Маркес гораздо в большей степени, рискну сказать, художник. Он, конечно, демиург, он создатель мира, он создал Латинскую Америку, какой мы ее знаем и любим. Мы любим ее за то, что она не такая, он ее придумал, как, ну примерно, как Салтыков-Щедрин придумал Россию, мы такой ее знаем, и неважно, такая она или нет, этот образ укоренился, потому что он художественно очень целен, даже скорее как Гоголь — придумал сначала Малороссию, а потом надорвался на придумывании России. Маркес это и сделал. Конечно, мы полюбили Макондо, потом полюбили и возненавидели темный мир «Осени патриарха» — это те штампы, которые с Маркесом вошли в наше сознание.
Совсем другое дело Льоса. Льоса в гораздо большей степени интеллектуал. Его гораздо меньше занимает местная экзотика, большинство его сюжетов могли бы с тем же успехом разворачиваться во франкистской Испании, я думаю, или даже в путинской России. То есть, он, так или иначе, не помешан на местных приметах и на местном колорите. Более того, когда он описывает жизнь в Лиме, жизнь журналиста, которой он долго жил, я узнаю поразительные приметы Москвы и московского быта, перенесенные там, в условные 70–80 годы.
Он гораздо универсальнее, гораздо более он европейский автор. И он, конечно, ставит гораздо более общечеловеческие, я бы сказал, социально-философские проблемы, которые от местного колорита совершенно отделены. Он вообще очень скептически настроен относительно человеческой природы, особенно сейчас, но все-таки он восхищается этими бесплодными усилиями человека, прекрасно понимая, что никогда ничего не получится, но понимая и то, что человек никогда не перестанет эти усилия предпринимать, никогда не откажется от революции, от религиозного возрождения, от эротической утопии, которая у него тоже есть. То есть это такой гимн бесплодному усилию.
При этом надо сказать, что стилистически, но я знаком с ним только в переводах, он гораздо чище и прозрачнее: нет у него маркесовской густоты, но зато есть замечательная такая точность, точность психологическая и, прежде всего, социальная. Он, в большей степени, историк, я думаю, нежели психолог. И, может быть, именно благодаря ему перуанская литература в целом получила во всем мире имидж интеллектуальной.
Про Маркеса можно сказать все что угодно, кроме того, что он интеллектуал. Он чувствилище такое великолепное, он замечательный пересказчик и строитель национального мифа. А Варгас Льоса — это такой гений социального эксперимента. При этом, чего нельзя у него отнять, — особенно это чувствуется в «Войне конца света», потому что это вообще очень грустная книга, — он все понимает про тоталитарную секту, он понимает, что она обречена, он понимает, что ее руководитель тоже обречен быть диктатором, но он жалеет, понимаете. Там есть мальчик такой, Блаженненький его зовут, который обмотал себя проволокой до того, что у него все тело коркой покрыто красной, но он жалеет себя. Там есть такой Леон, уродец с огромной головой и крошечным тельцем. Он этой огромной головой сам выучился читать и писать. В некотором смысле, Леон — это такой автопортрет человечества, это уродец с огромной головой, который может все придумать, все понять и ничего не может осуществить маленькими ножками.

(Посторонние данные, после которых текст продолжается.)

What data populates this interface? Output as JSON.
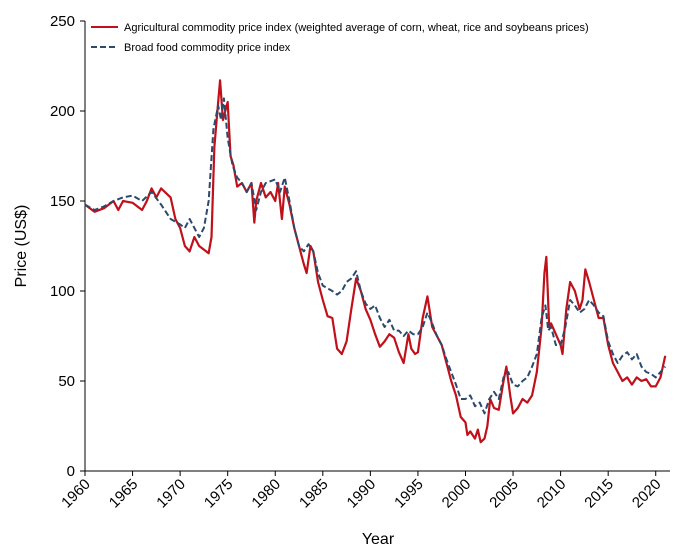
{
  "chart_data": {
    "type": "line",
    "xlabel": "Year",
    "ylabel": "Price (US$)",
    "xlim": [
      1960,
      2021.5
    ],
    "ylim": [
      0,
      250
    ],
    "xticks": [
      1960,
      1965,
      1970,
      1975,
      1980,
      1985,
      1990,
      1995,
      2000,
      2005,
      2010,
      2015,
      2020
    ],
    "yticks": [
      0,
      50,
      100,
      150,
      200,
      250
    ],
    "legend": "upper left",
    "series": [
      {
        "name": "Agricultural commodity price index (weighted average of corn, wheat, rice and soybeans prices)",
        "color": "#c0111b",
        "dash": "solid",
        "x": [
          1960,
          1961,
          1962,
          1963,
          1963.5,
          1964,
          1965,
          1966,
          1966.5,
          1967,
          1967.5,
          1968,
          1969,
          1969.5,
          1970,
          1970.5,
          1971,
          1971.5,
          1972,
          1972.5,
          1973,
          1973.3,
          1973.6,
          1974,
          1974.2,
          1974.5,
          1975,
          1975.3,
          1975.6,
          1976,
          1976.5,
          1977,
          1977.5,
          1977.8,
          1978,
          1978.5,
          1979,
          1979.5,
          1980,
          1980.3,
          1980.7,
          1981,
          1981.5,
          1982,
          1982.5,
          1983,
          1983.3,
          1983.7,
          1984,
          1984.5,
          1985,
          1985.5,
          1986,
          1986.5,
          1987,
          1987.5,
          1988,
          1988.5,
          1989,
          1989.5,
          1990,
          1990.5,
          1991,
          1991.5,
          1992,
          1992.5,
          1993,
          1993.5,
          1994,
          1994.3,
          1994.7,
          1995,
          1995.5,
          1996,
          1996.5,
          1997,
          1997.5,
          1998,
          1998.5,
          1999,
          1999.5,
          2000,
          2000.2,
          2000.5,
          2001,
          2001.3,
          2001.6,
          2002,
          2002.3,
          2002.6,
          2003,
          2003.5,
          2004,
          2004.3,
          2004.7,
          2005,
          2005.5,
          2006,
          2006.5,
          2007,
          2007.5,
          2008,
          2008.3,
          2008.5,
          2008.8,
          2009,
          2009.5,
          2010,
          2010.2,
          2010.6,
          2011,
          2011.5,
          2012,
          2012.3,
          2012.6,
          2013,
          2013.5,
          2014,
          2014.5,
          2015,
          2015.5,
          2016,
          2016.5,
          2017,
          2017.5,
          2018,
          2018.5,
          2019,
          2019.5,
          2020,
          2020.5,
          2021
        ],
        "values": [
          148,
          144,
          146,
          150,
          145,
          150,
          149,
          145,
          150,
          157,
          152,
          157,
          152,
          140,
          135,
          125,
          122,
          130,
          125,
          123,
          121,
          130,
          180,
          205,
          217,
          195,
          205,
          175,
          170,
          158,
          160,
          155,
          160,
          138,
          150,
          160,
          152,
          155,
          150,
          160,
          140,
          158,
          148,
          135,
          125,
          115,
          110,
          125,
          122,
          105,
          95,
          86,
          85,
          68,
          65,
          72,
          90,
          107,
          100,
          90,
          84,
          76,
          69,
          72,
          76,
          74,
          66,
          60,
          76,
          68,
          65,
          66,
          85,
          97,
          80,
          75,
          70,
          60,
          50,
          42,
          30,
          27,
          20,
          22,
          18,
          23,
          16,
          18,
          25,
          40,
          35,
          34,
          50,
          58,
          42,
          32,
          35,
          40,
          38,
          42,
          55,
          80,
          110,
          119,
          80,
          82,
          76,
          70,
          65,
          90,
          105,
          100,
          90,
          95,
          112,
          105,
          95,
          85,
          85,
          70,
          60,
          55,
          50,
          52,
          48,
          52,
          50,
          51,
          47,
          47,
          52,
          64
        ]
      },
      {
        "name": "Broad food commodity price index",
        "color": "#2c4a6e",
        "dash": "dashed",
        "x": [
          1960,
          1961,
          1962,
          1963,
          1964,
          1965,
          1966,
          1967,
          1968,
          1969,
          1970,
          1970.5,
          1971,
          1971.5,
          1972,
          1972.5,
          1973,
          1973.5,
          1974,
          1974.3,
          1974.6,
          1975,
          1975.5,
          1976,
          1976.5,
          1977,
          1977.5,
          1978,
          1978.5,
          1979,
          1980,
          1980.5,
          1981,
          1981.5,
          1982,
          1982.5,
          1983,
          1983.5,
          1984,
          1984.5,
          1985,
          1986,
          1986.5,
          1987,
          1987.5,
          1988,
          1988.5,
          1989,
          1989.5,
          1990,
          1990.5,
          1991,
          1991.5,
          1992,
          1992.5,
          1993,
          1993.5,
          1994,
          1994.5,
          1995,
          1995.5,
          1996,
          1996.5,
          1997,
          1997.5,
          1998,
          1998.5,
          1999,
          1999.5,
          2000,
          2000.5,
          2001,
          2001.5,
          2002,
          2002.5,
          2003,
          2003.5,
          2004,
          2004.5,
          2005,
          2005.5,
          2006,
          2006.5,
          2007,
          2007.5,
          2008,
          2008.4,
          2008.7,
          2009,
          2009.5,
          2010,
          2010.5,
          2011,
          2011.5,
          2012,
          2012.5,
          2013,
          2013.5,
          2014,
          2014.5,
          2015,
          2015.5,
          2016,
          2016.5,
          2017,
          2017.5,
          2018,
          2018.5,
          2019,
          2019.5,
          2020,
          2020.5,
          2021
        ],
        "values": [
          148,
          145,
          147,
          150,
          152,
          153,
          150,
          155,
          148,
          140,
          137,
          135,
          140,
          135,
          130,
          135,
          150,
          190,
          203,
          195,
          207,
          185,
          170,
          163,
          160,
          155,
          160,
          145,
          155,
          160,
          162,
          155,
          163,
          150,
          135,
          125,
          122,
          126,
          122,
          110,
          103,
          100,
          98,
          100,
          105,
          107,
          111,
          100,
          93,
          90,
          92,
          85,
          80,
          84,
          78,
          78,
          75,
          78,
          76,
          76,
          80,
          88,
          82,
          75,
          70,
          62,
          55,
          48,
          40,
          40,
          42,
          36,
          38,
          32,
          40,
          44,
          40,
          52,
          55,
          48,
          47,
          50,
          52,
          58,
          65,
          85,
          92,
          78,
          80,
          70,
          70,
          80,
          95,
          92,
          88,
          90,
          95,
          92,
          88,
          86,
          72,
          65,
          60,
          64,
          66,
          62,
          65,
          58,
          55,
          54,
          52,
          55,
          58
        ]
      }
    ]
  }
}
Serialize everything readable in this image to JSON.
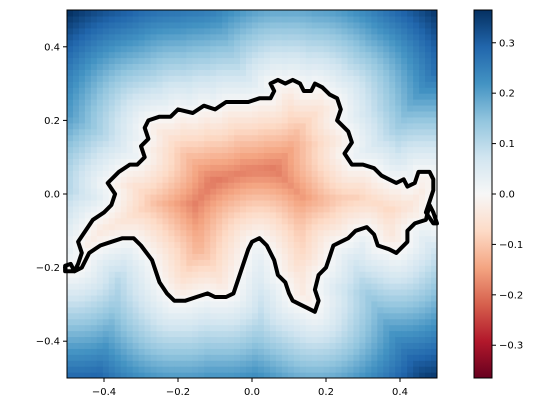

И Льоса, в каком-то смысле, как это ужасно ни звучит, сентиментальный писатель, и я его за это склонен уважать. Он человека жалеет. В Маркесе есть что угодно, кроме жалости. Это наоборот такое кровавое мощное полотно и такое сочетание возбуждения и брезгливости вызывают у него люди. Льоса, как положено все-таки интеллектуалу, задумчиво сожалеет о человеческой участи.
Один есть недостаток, мне кажется, у его текстов. Все-таки они на протяжении своем немного резковаты, немного там не достает, лично мне, фабульной динамики. Но, с другой стороны, он ведь и пишет не ради сюжетной динамики, он наоборот всегда утверждает, что литература должна требовать от читателя некоего усилия. Может, если бы не было этого усилия, его книги забывались гораздо быстрее, а так все-таки он заставляет нас немножечко нарушать свой каждодневный распорядок. Хотя «Тетушка Хулия и писака» — это такая легко написанная вещь, когда она напечатана была в «Литературке» в семидесятые в России, то была абсолютным хитом.
Последнее, на чем бы я остановился: часто его предшественником называют Жоржи Амаду, такого замечательного бразильца, который тоже в России переводился и писал примерно о том же круге тем. Но соотносятся они примерно, на мой вкус, как, скажем, Максим Горький, если за Амаду принять Горького, ну и кто-нибудь из крупнейших прозаиков российских 70-х годов, как Трифонов, например, или Аксенов.